Mme Toussaint est arrivée au Canada en provenance de la Grenade en 1999 et y travaillait depuis près de dix ans lorsqu’elle a développé une maladie potentiellement mortelle. Sa demande de couverture médicale déposée en 2009 dans le cadre du Programme fédéral de santé intérimaire (PFSI) a été rejetée au motif qu’elle ne répondait pas aux critères d’une des quatre catégories d’immigrants admissibles. Les recours qu’elle a formés contre cette décision devant la Cour fédérale et la Cour d’appel fédérale ont été rejetés. Elle a alors porté son affaire devant le Comité des droits de l’homme des Nations Unies (CDHNU) en 2018. Le CDHNU a estimé que la décision du Canada violait ses obligations internationales, constituait une discrimination à l’égard des personnes en situation irrégulière et portait atteinte au droit à la vie de Mme Toussaint.

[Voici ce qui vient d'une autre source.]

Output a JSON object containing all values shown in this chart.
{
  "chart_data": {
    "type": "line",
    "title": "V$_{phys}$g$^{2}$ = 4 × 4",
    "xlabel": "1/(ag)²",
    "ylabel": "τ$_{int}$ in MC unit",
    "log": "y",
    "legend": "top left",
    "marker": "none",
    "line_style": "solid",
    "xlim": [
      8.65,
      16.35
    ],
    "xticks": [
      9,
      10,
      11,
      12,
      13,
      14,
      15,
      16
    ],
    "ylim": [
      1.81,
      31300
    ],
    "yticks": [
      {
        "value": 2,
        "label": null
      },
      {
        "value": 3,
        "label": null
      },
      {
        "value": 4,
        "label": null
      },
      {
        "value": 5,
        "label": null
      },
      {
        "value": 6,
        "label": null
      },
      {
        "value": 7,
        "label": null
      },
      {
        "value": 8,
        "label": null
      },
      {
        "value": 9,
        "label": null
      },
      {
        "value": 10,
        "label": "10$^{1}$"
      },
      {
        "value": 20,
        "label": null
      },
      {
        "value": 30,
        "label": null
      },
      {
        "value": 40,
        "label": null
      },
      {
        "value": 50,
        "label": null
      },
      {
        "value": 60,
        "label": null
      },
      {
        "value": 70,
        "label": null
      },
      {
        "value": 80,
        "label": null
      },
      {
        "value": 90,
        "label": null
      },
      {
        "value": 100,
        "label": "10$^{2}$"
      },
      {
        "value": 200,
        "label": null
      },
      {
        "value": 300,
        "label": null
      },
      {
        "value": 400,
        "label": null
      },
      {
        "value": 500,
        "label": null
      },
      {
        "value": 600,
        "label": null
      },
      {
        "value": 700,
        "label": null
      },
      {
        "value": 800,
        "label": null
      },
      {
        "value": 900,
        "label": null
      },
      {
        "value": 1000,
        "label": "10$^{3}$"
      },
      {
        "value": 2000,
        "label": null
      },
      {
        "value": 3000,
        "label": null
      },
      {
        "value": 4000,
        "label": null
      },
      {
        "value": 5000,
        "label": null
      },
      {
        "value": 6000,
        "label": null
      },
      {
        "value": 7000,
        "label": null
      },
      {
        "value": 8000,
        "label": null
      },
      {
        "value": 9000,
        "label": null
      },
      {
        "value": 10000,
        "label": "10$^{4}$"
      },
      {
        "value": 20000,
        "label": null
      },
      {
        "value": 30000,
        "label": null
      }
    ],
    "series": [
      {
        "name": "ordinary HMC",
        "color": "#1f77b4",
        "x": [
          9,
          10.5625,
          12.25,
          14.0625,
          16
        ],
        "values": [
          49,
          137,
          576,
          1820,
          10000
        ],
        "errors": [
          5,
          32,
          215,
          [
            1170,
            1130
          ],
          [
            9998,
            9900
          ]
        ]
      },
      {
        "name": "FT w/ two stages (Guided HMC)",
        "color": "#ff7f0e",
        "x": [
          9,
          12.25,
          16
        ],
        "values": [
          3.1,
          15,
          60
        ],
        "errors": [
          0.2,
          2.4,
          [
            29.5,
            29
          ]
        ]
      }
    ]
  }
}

À la lumière de la décision du CDHNU, Mme Toussaint a intenté une action devant la Cour supérieure de justice de l’Ontario en 2021, dans laquelle elle entend contester la constitutionnalité du cadre du PFSI, tant dans la mesure où il lui a été appliqué entre 2009 et 2013 que dans sa forme actuelle (à la suite de sa modification en 2016). À l’heure actuelle, la Loi sur l’assurance-maladie (IFHP) n’offre pas de couverture médicale aux personnes dont le statut d’immigration est précaire, mais confère au ministre de la Citoyenneté et de l’Immigration des pouvoirs discrétionnaires non précisés lui permettant d’accorder une couverture médicale dans des « circonstances exceptionnelles et impérieuses ». Mme Toussaint a fait valoir que ce cadre est contraire au droit à la vie, à la liberté et à la sécurité, ainsi qu’au droit à l’égalité. Ces droits sont protégés par les articles 7 et 15 de la Charte canadienne des droits et libertés.
Le procureur général du Canada a demandé le rejet de la demande de Mme Toussaint, faisant valoir qu’elle ne reposait sur aucun motif d’action raisonnable, qu’elle était frivole ou vexatoire et qu’elle constituait un abus de procédure. L’ACLC est intervenue afin d’aider la Cour à déterminer les facteurs à prendre en compte dans le cadre d’une requête visant à rejeter une demande fondée sur des droits. Le rejet de telles demandes avant qu’elles ne soient examinées sur le fond et sur la base d’un dossier probatoire complet aurait des répercussions négatives sur l’accès à la justice et des conséquences de grande envergure sur les droits des personnes se trouvant dans une situation similaire à celle de Mme Toussaint, qui n’ont peut-être pas les connaissances, les moyens ou la capacité d’accéder elles-mêmes à la justice. De plus, la tentative du gouvernement d’utiliser des mécanismes procéduraux pour empêcher l’examen des demandes fondées sur les droits met en évidence un déséquilibre de pouvoir inhérent entre les plaignants comme Mme Toussaint et le gouvernement défendeur dans les actions fondées sur la Charte . Le rejet d’une plainte concernant une politique gouvernementale plutôt que l’examen de son bien-fondé sur le plan des droits aura des répercussions sur la capacité des personnes vivant au Canada et dont le statut d’immigration est précaire à accéder aux soins de santé nécessaires pour prévenir les risques raisonnablement prévisibles de décès ou de conséquences irréversibles sur la santé.
Le gouvernement fédéral a fait valoir que la requête de Mme Toussaint avait en réalité déjà été examinée (dans le cadre des affaires antérieures portées devant la Cour fédérale et la Cour d’appel fédérale) et qu’elle devait donc être rejetée. L’intervention de l’ACLC a souligné que la constitutionnalité de la politique de l’IFHP de 2016 et des pouvoirs discrétionnaires non encadrés du ministre n’est pas une question qui a été examinée par les tribunaux. La constitutionnalité du recours par le gouvernement à des pouvoirs discrétionnaires pour protéger des politiques qui seraient autrement inconstitutionnelles est précisément le type de question qui devrait être examinée sur la base d’un dossier complet de preuves.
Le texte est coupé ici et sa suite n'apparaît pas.